A mediodía, no más de tres o cuatro coches permanecen aparcados frente a la sociedad de Torres del Río. Un jubilado se dirige caminando hasta allí y Ferrero no desaprovecha su oportunidad. "Mire qué toallas tan majas. Para el río, para la playa, para lo que quiera", le muestra. Pero el señor le devuelve una escéptica mirada. "No soy yo muy de playas". Sin perder la esperanza, Ferrero camina hasta una casa. Parece habitada porque las ventanas están abiertas. "Hace décadas siempre había alguien en casa. Ahora, entre el abandono de los pueblos y que la mujer también trabaja fuera, nunca puedes estar seguro". Pero Natividad Bujanda Ocio, que sí está en casa, no parece interesada en los productos que ofrece Ferrero. "Probemos suerte en Bargota".

Calcetines por un euro

Entre Viana y Torres del Río, Bargota saluda con algo más de actividad. Nada más sacar la cubeta del maletero, Ferrero se dirige a una señora, que sale de su casa. "Mire qué ofertas. Calcetines por un euro, chaquetas y hasta una toalla". Sin muchas palabras, ella le presta atención. Ferrero no desaprovecha la oportunidad. "Veo que se ha fijado. Todos son productos de la máxima calidad". Ella se agacha y coge una de las chaquetas. "Me gusta ésta. ¿La tiene en marrón?". Efectivamente, Ferrero cuenta con una prenda en un beige claro, que más parece crema. "No sé, las ataduras son de hombre, ¿no?", pregunta algo desconfiada la compradora. "Que ahora todo se lleva amplio, mujer. Pruébesela. Ya verá cómo le queda bien".
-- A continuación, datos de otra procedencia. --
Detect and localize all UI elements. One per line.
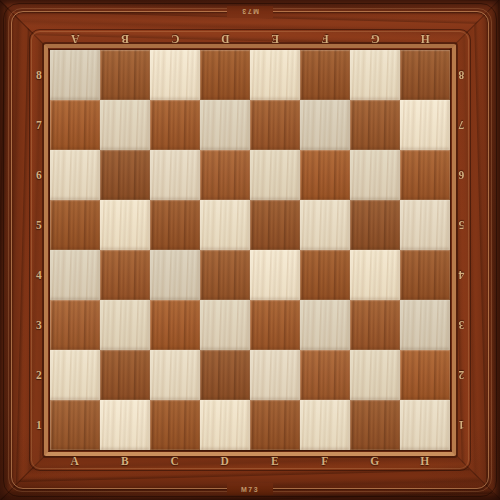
file-label-top-b: B (100, 31, 150, 47)
square-g1[interactable] (350, 400, 400, 450)
file-label-bottom-f: F (300, 453, 350, 469)
rank-label-right-2: 2 (453, 350, 469, 400)
file-label-bottom-c: C (150, 453, 200, 469)
square-h3[interactable] (400, 300, 450, 350)
rank-label-left-4: 4 (31, 250, 47, 300)
square-f4[interactable] (300, 250, 350, 300)
square-g4[interactable] (350, 250, 400, 300)
square-g5[interactable] (350, 200, 400, 250)
file-label-top-d: D (200, 31, 250, 47)
square-e8[interactable] (250, 50, 300, 100)
file-labels-bottom: ABCDEFGH (50, 453, 450, 469)
rank-label-left-8: 8 (31, 50, 47, 100)
square-a8[interactable] (50, 50, 100, 100)
file-label-top-h: H (400, 31, 450, 47)
square-e3[interactable] (250, 300, 300, 350)
rank-label-right-7: 7 (453, 100, 469, 150)
chessboard: ABCDEFGH ABCDEFGH 87654321 87654321 M73 … (0, 0, 500, 500)
square-g3[interactable] (350, 300, 400, 350)
square-c4[interactable] (150, 250, 200, 300)
square-c8[interactable] (150, 50, 200, 100)
square-b5[interactable] (100, 200, 150, 250)
square-f2[interactable] (300, 350, 350, 400)
square-d3[interactable] (200, 300, 250, 350)
rank-label-right-4: 4 (453, 250, 469, 300)
square-c6[interactable] (150, 150, 200, 200)
square-c7[interactable] (150, 100, 200, 150)
square-c2[interactable] (150, 350, 200, 400)
square-f6[interactable] (300, 150, 350, 200)
square-d5[interactable] (200, 200, 250, 250)
file-label-top-e: E (250, 31, 300, 47)
rank-label-right-5: 5 (453, 200, 469, 250)
square-b8[interactable] (100, 50, 150, 100)
square-a1[interactable] (50, 400, 100, 450)
rank-label-right-6: 6 (453, 150, 469, 200)
rank-label-right-3: 3 (453, 300, 469, 350)
square-e2[interactable] (250, 350, 300, 400)
square-f5[interactable] (300, 200, 350, 250)
square-d1[interactable] (200, 400, 250, 450)
square-d8[interactable] (200, 50, 250, 100)
square-g7[interactable] (350, 100, 400, 150)
square-e5[interactable] (250, 200, 300, 250)
square-b2[interactable] (100, 350, 150, 400)
file-label-top-f: F (300, 31, 350, 47)
square-h2[interactable] (400, 350, 450, 400)
square-a6[interactable] (50, 150, 100, 200)
square-b1[interactable] (100, 400, 150, 450)
file-label-bottom-b: B (100, 453, 150, 469)
square-b6[interactable] (100, 150, 150, 200)
brand-logo-top: M73 (227, 6, 273, 18)
file-label-bottom-a: A (50, 453, 100, 469)
square-a4[interactable] (50, 250, 100, 300)
rank-labels-right: 87654321 (453, 50, 469, 450)
file-label-bottom-d: D (200, 453, 250, 469)
square-c1[interactable] (150, 400, 200, 450)
square-g8[interactable] (350, 50, 400, 100)
square-h1[interactable] (400, 400, 450, 450)
rank-label-left-2: 2 (31, 350, 47, 400)
square-d6[interactable] (200, 150, 250, 200)
square-h4[interactable] (400, 250, 450, 300)
file-label-top-g: G (350, 31, 400, 47)
file-label-bottom-e: E (250, 453, 300, 469)
square-b3[interactable] (100, 300, 150, 350)
square-a5[interactable] (50, 200, 100, 250)
square-e6[interactable] (250, 150, 300, 200)
file-labels-top: ABCDEFGH (50, 31, 450, 47)
file-label-bottom-h: H (400, 453, 450, 469)
rank-label-left-7: 7 (31, 100, 47, 150)
rank-labels-left: 87654321 (31, 50, 47, 450)
rank-label-left-5: 5 (31, 200, 47, 250)
square-g6[interactable] (350, 150, 400, 200)
board (50, 50, 450, 450)
square-d2[interactable] (200, 350, 250, 400)
square-h5[interactable] (400, 200, 450, 250)
square-a7[interactable] (50, 100, 100, 150)
brand-logo-bottom: M73 (227, 483, 273, 495)
square-f1[interactable] (300, 400, 350, 450)
rank-label-left-1: 1 (31, 400, 47, 450)
square-b4[interactable] (100, 250, 150, 300)
square-g2[interactable] (350, 350, 400, 400)
file-label-top-a: A (50, 31, 100, 47)
square-d7[interactable] (200, 100, 250, 150)
square-h8[interactable] (400, 50, 450, 100)
rank-label-right-1: 1 (453, 400, 469, 450)
square-c3[interactable] (150, 300, 200, 350)
square-a3[interactable] (50, 300, 100, 350)
square-e4[interactable] (250, 250, 300, 300)
square-h7[interactable] (400, 100, 450, 150)
square-a2[interactable] (50, 350, 100, 400)
file-label-top-c: C (150, 31, 200, 47)
square-c5[interactable] (150, 200, 200, 250)
rank-label-left-6: 6 (31, 150, 47, 200)
square-h6[interactable] (400, 150, 450, 200)
square-e7[interactable] (250, 100, 300, 150)
square-f3[interactable] (300, 300, 350, 350)
rank-label-left-3: 3 (31, 300, 47, 350)
file-label-bottom-g: G (350, 453, 400, 469)
rank-label-right-8: 8 (453, 50, 469, 100)
square-f8[interactable] (300, 50, 350, 100)
square-b7[interactable] (100, 100, 150, 150)
square-d4[interactable] (200, 250, 250, 300)
square-f7[interactable] (300, 100, 350, 150)
square-e1[interactable] (250, 400, 300, 450)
Con cuidado para que no se arrugue demasiado, la mujer se lleva la prenda a casa. En la puerta, Ferrero espera a que se la pruebe. En dos minutos, vuelve. "Me la quedo. Y también los calcetines y la bufanda". Ferrero asiente y le calcula la cuenta apuntando las cifras en el reverso de un cartón. "Son 39 euros. Encantado". Ahora que sabe que le gusta el marrón, Ferrero podría volver a Bargota en una o dos semanas, puede que un mes. Si la compra ha sido satisfactoria, es bastante probable que hayan establecido un vínculo y Ferrero se convierta en un vendedor habitual para la señora. "Le traería camisetas, medias... Pero está claro que he recorrido más de 60 kilómetros, he invertido un día, y mi ganancia ha sido de 48 euros", lamenta. "Insuficiente". Después de haber vuelto a recoger las prendas en la cubeta, justo antes de volver a montarse en el coche, la compradora vuelve a aparecer. "Voy a casa de mi hermana, que vive aquí al lado a regalarle un par de estos calcetines. Total, por un euro". Simultáneamente, Ferrero sonríe. "Tome una tarjeta para ella. Si necesitan algo, para que sepan dónde estoy".